家を買えたからといって、その瞬間に暮らしが完成したわけではない。設備を用意し、直す場所を決め、修繕見積もりや固定費とも向き合いながら、私はこの家で約2年間暮らしてきた。

これは、100万円の家を買った後に、住める状態を自分で作っていった記録です。

100万円で家を買っても、暮らしはすぐに始まらなかった

この家を買う前は、埼玉で毎月5万円ほどの家賃を払っていた。更新時期も近く、犬のクロムと暮らせる次の場所をどうするか考えていた時に、伊東のこの家を見つけた。

約100万円で、海が見える家を自分のものにできる。そのことは大きかった。ただ、安く買えたことと、すぐ暮らせることは別だった。

書類上で確認すべき点は確認した。それでも最後に背中を押したのは、窓の外の景色だった。

売買が終われば家は自分のものになる。でも、毎日そこで暮らせる状態になるまでには、別の作業が残っていた。

最初に作ったのは、普通に暮らせる状態だった

最初に困ったのはトイレだった。この家には、すぐ使えるトイレがなかった。

トイレ本体を約3万円で用意し、ウォシュレットはYahoo!オークションで約1万円で買った。ただ、便器を置くだけでは使えない。置く場所、配管、床、接続を考え、毎日使える状態にする必要があった。

屋根と壁があって住所があっても、それだけでは生活は始まらない。「家を所有すること」と「普通に暮らせること」の間には、時間とお金と作業があった。

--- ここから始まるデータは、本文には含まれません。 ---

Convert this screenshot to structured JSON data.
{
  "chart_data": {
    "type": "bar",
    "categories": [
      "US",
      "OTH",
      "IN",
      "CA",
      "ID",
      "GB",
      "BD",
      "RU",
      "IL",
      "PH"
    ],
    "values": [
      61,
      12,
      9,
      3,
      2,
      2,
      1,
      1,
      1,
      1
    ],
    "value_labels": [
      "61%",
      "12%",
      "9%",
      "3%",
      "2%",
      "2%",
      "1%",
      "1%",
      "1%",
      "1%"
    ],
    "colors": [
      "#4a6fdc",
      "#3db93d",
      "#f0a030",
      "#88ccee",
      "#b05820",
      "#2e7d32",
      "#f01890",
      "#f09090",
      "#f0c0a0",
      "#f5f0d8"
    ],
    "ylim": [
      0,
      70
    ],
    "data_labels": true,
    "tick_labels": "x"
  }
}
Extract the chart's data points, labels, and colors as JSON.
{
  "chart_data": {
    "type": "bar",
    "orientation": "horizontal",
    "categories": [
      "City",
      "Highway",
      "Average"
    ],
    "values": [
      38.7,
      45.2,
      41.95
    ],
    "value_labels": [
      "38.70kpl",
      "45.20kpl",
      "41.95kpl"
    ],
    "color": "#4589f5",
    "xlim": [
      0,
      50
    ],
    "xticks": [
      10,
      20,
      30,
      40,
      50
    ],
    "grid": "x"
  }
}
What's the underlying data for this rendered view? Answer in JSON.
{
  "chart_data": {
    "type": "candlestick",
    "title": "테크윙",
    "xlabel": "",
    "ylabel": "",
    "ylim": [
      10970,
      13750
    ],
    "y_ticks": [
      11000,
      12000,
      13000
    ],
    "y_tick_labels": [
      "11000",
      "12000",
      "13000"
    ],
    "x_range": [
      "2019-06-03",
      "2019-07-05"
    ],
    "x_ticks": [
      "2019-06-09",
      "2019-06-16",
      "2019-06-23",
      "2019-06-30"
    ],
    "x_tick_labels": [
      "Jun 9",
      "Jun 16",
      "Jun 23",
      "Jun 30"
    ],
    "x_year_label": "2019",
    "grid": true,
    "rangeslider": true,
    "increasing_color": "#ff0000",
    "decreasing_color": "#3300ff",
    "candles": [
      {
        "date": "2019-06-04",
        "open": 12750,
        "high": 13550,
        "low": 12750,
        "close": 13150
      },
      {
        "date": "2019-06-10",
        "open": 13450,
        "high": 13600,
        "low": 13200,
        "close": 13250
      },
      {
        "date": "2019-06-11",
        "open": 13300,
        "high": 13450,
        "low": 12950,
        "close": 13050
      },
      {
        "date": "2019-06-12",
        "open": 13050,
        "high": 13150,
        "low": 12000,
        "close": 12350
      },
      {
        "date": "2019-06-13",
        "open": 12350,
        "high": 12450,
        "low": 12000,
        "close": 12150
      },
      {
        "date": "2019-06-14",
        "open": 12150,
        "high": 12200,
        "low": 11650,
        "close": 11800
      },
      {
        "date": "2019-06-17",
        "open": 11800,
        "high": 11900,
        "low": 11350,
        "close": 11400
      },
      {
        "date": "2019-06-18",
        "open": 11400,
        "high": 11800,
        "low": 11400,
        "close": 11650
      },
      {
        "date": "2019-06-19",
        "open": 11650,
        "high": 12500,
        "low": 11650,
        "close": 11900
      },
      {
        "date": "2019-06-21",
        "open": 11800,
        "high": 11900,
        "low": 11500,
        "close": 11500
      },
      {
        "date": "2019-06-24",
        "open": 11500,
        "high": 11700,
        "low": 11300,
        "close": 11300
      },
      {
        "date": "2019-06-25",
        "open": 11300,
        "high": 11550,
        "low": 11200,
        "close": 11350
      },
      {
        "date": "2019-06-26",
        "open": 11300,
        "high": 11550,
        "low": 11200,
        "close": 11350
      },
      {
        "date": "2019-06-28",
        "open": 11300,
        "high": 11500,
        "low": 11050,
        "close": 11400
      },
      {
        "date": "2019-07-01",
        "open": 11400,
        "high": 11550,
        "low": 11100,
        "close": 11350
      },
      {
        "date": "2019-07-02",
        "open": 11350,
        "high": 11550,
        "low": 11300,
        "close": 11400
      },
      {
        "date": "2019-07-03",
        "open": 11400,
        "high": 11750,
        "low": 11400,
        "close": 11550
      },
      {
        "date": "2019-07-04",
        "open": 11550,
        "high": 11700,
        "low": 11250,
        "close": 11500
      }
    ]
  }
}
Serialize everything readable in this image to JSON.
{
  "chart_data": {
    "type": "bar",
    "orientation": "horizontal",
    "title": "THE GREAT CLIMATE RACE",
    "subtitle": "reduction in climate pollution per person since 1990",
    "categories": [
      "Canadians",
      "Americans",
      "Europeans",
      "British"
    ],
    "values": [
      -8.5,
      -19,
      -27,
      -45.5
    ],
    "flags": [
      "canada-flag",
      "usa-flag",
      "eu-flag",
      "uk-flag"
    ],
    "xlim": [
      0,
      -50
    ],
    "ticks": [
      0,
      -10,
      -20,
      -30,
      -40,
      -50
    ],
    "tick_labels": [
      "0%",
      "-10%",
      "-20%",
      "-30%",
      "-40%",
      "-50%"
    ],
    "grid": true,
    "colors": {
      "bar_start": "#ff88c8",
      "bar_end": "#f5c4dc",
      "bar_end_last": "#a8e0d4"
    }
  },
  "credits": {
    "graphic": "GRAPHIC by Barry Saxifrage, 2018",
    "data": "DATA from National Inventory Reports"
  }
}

購入直後の数週間をどうしのいだかは、トイレが使えなかった時の記録に分けて書いています。

修繕は、買った後も判断が続く問題だった

住み始めてから、修繕を軽く考えていたことを後悔した。修繕全体で200万円級、ベランダだけでも50万〜100万円ほどの見積もりを見た。

これは実際に全額を支払ったという意味ではない。見積もりを前にして、当時の自分には業者へ全部を頼む選択はできなかった。

そこで、できるところは自分で直し、すぐにできないところは残したまま暮らす方向へ変わった。安く買った分だけ安く済むのではなく、どこまで自分で引き受けるかを決め続ける必要があった。

業者への依頼、DIY、まだ残っている修繕の詳細は、直しながら暮らした修繕記録に分けています。

家賃がなくなっても、負担が消えたわけではなかった

購入後には、固定資産税の納付書も届いた。この家の固定資産税は年間約18,000円だった。

毎月5万円ほどの家賃を払っていた頃と比べると、負担の見え方は変わった。家賃がなくなったことで、まず生活を続けられるかもしれないと思えたのは確かだった。

ただし、税金が安ければそれで終わりではない。修繕にどう向き合うか、仕事をどう続けるかは、自分の場合には別の問題として残った。

購入時から約2年の費用全体は、100万円の家を持った実質コストにまとめています。固定費が下がっても仕事の問題が残った経験は、固定費は下がったけど、仕事の問題は消えなかったに分けました。

直しながら暮らした約2年で、生活の見え方が変わった

約2年間、完璧な家になったわけではない。DIYや修繕はまだ続いている。

それでも、自分で直した場所が少しずつ生活の場所になった。クロムと海の近くを散歩し、朝日で目を覚まし、直したベランダで過ごす時間ができた。

家賃から少し離れたことや、海の近くで暮らせることだけが理由ではない。不完全な家を、自分で住める場所にしていく感覚が、自分には合っていたのだと思う。

この家で変わった日常のことは、伊豆の山の上で暮らす朝に分けています。

まとめ|100万円で買ったのは、完成した暮らしではなかった

100万円で買ったのは、完成した快適な暮らしではなかった。

使えるトイレがないところから生活を始め、修繕見積もりを見て、固定資産税も払いながら、住める状態を少しずつ自分で作ってきた。約2年間で、楽なことばかりになったわけではない。

それでも、この現実を引き受けた上で、もう一度同じ条件で買うかと聞かれたら、私は買う。

100万円の家が人生を完成させたのではない。この家を住める場所にしようとした時間が、私の暮らし方を変えた。